The speedups of the AES hardware accelerated implementations for the three cipher modes is shown in Fig. 5 for the encryption and decryption processes. The ECB and CBC ciphers only achieved a speedup of about 1.3 for encryption and 1.1 for decryption. The reason these ciphers did not achieve a significant speedup is mainly attributed to the use of the non-pipelined AES core. This core forced the encryption and decryption to operate on one state matrix at a time which created a major bottleneck in the hardware implementation. Therefore, the latency involved with encrypting/decrypting a state matrix in the nonpipelined core is the main contributing factor to the lack of speedup in the hardware implementation of the ECB and CBC ciphers. The CTR cipher, on the other hand, did experience significant speedup for the hardware implementation over the OpenSSL software implementation. It achieved a speedup between 6 and 7 for encryption and about 6 for decryption. The CTR cipher achieved significant speedup because it uses the pipelined AES core so it is capable of encrypting/decrypting the state matrix in a single clock cycle once it's received from the processor. It can do this because the encrypted values from the initialization vector and counter value are pre-computed and buffered. The bottleneck for the CTR cipher becomes the AXI4 bus because there has to be four write transactions to create a complete state matrix for the algorithm to operate on so the AES logic must idle while it waits for the state matrix. The speedup for all the ciphers for file sizes less than or equal to 128 KB was less than 1. The reason for the slower execution times for these file sizes is due to the latency involved with launching the threads used to stream data to and from the FPGA or the data size is too small to hide the latency of the bus transfer. This further illustrates that the hardware implementation of these cipher modes did not achieve substantial performance improvements. It is expected that the hardware implementation of these ciphers experienced roughly the same throughput because they used the same AES core. The CTR cipher achieved a throughput of about 55 MB/s for the OpenSSL implementation and about 350 MB/s for the hardware implementation. This was expected since the CTR hardware implementation was fully pipelined and should not have experienced the same data streaming stalls the ECB and CBC modes did. As noted, the FPGA clock rate was limited to 100 MHz. 

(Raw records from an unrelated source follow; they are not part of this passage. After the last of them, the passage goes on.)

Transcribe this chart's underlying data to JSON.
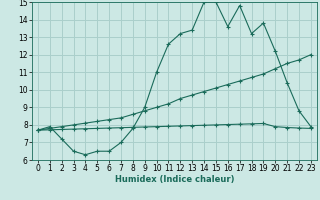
{
  "xlabel": "Humidex (Indice chaleur)",
  "bg_color": "#cce8e4",
  "grid_color": "#aacfcb",
  "line_color": "#1a6b5a",
  "xlim": [
    -0.5,
    23.5
  ],
  "ylim": [
    6,
    15
  ],
  "xticks": [
    0,
    1,
    2,
    3,
    4,
    5,
    6,
    7,
    8,
    9,
    10,
    11,
    12,
    13,
    14,
    15,
    16,
    17,
    18,
    19,
    20,
    21,
    22,
    23
  ],
  "yticks": [
    6,
    7,
    8,
    9,
    10,
    11,
    12,
    13,
    14,
    15
  ],
  "line1_x": [
    0,
    1,
    2,
    3,
    4,
    5,
    6,
    7,
    8,
    9,
    10,
    11,
    12,
    13,
    14,
    15,
    16,
    17,
    18,
    19,
    20,
    21,
    22,
    23
  ],
  "line1_y": [
    7.7,
    7.9,
    7.2,
    6.5,
    6.3,
    6.5,
    6.5,
    7.0,
    7.8,
    9.0,
    11.0,
    12.6,
    13.2,
    13.4,
    15.0,
    15.0,
    13.6,
    14.8,
    13.2,
    13.8,
    12.2,
    10.4,
    8.8,
    7.9
  ],
  "line2_x": [
    0,
    1,
    2,
    3,
    4,
    5,
    6,
    7,
    8,
    9,
    10,
    11,
    12,
    13,
    14,
    15,
    16,
    17,
    18,
    19,
    20,
    21,
    22,
    23
  ],
  "line2_y": [
    7.7,
    7.8,
    7.9,
    8.0,
    8.1,
    8.2,
    8.3,
    8.4,
    8.6,
    8.8,
    9.0,
    9.2,
    9.5,
    9.7,
    9.9,
    10.1,
    10.3,
    10.5,
    10.7,
    10.9,
    11.2,
    11.5,
    11.7,
    12.0
  ],
  "line3_x": [
    0,
    1,
    2,
    3,
    4,
    5,
    6,
    7,
    8,
    9,
    10,
    11,
    12,
    13,
    14,
    15,
    16,
    17,
    18,
    19,
    20,
    21,
    22,
    23
  ],
  "line3_y": [
    7.7,
    7.72,
    7.74,
    7.76,
    7.78,
    7.8,
    7.82,
    7.84,
    7.86,
    7.88,
    7.9,
    7.92,
    7.94,
    7.96,
    7.98,
    8.0,
    8.02,
    8.04,
    8.06,
    8.08,
    7.9,
    7.85,
    7.82,
    7.8
  ],
  "tick_fontsize": 5.5,
  "xlabel_fontsize": 6.0
}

CONCLUSIONS AND FUTURE WORK
The AES ECB, CBC, and CTR ciphers are implemented on the Zynq 7000 AP SoC using software and hardware implementations. The OpenSSL cryptography library is used for the software implementations of the AES ciphers, and AES cores from OpenCores and Secworks are used for the hardware implementations.
File sizes ranging from 32 KB to 64 MB are encrypted and decrypted using the software and hardware implementations of three ciphers. The speedup and throughput is measured for each implementation. The results show moderate speedups for the hardware accelerated ECB and CBC ciphers; however, the CTR cipher achieves up to a 7x speedup and 350 MB/s throughput.
Some possible modifications to the design could be to increase the clock rate for the non-pipelined AES core and the AXI bus to decrease its latency of encryption or data transfers. Lastly, the design could be ported to other embedded or desktop platforms that the Xillybus IP core and driver are compatible with.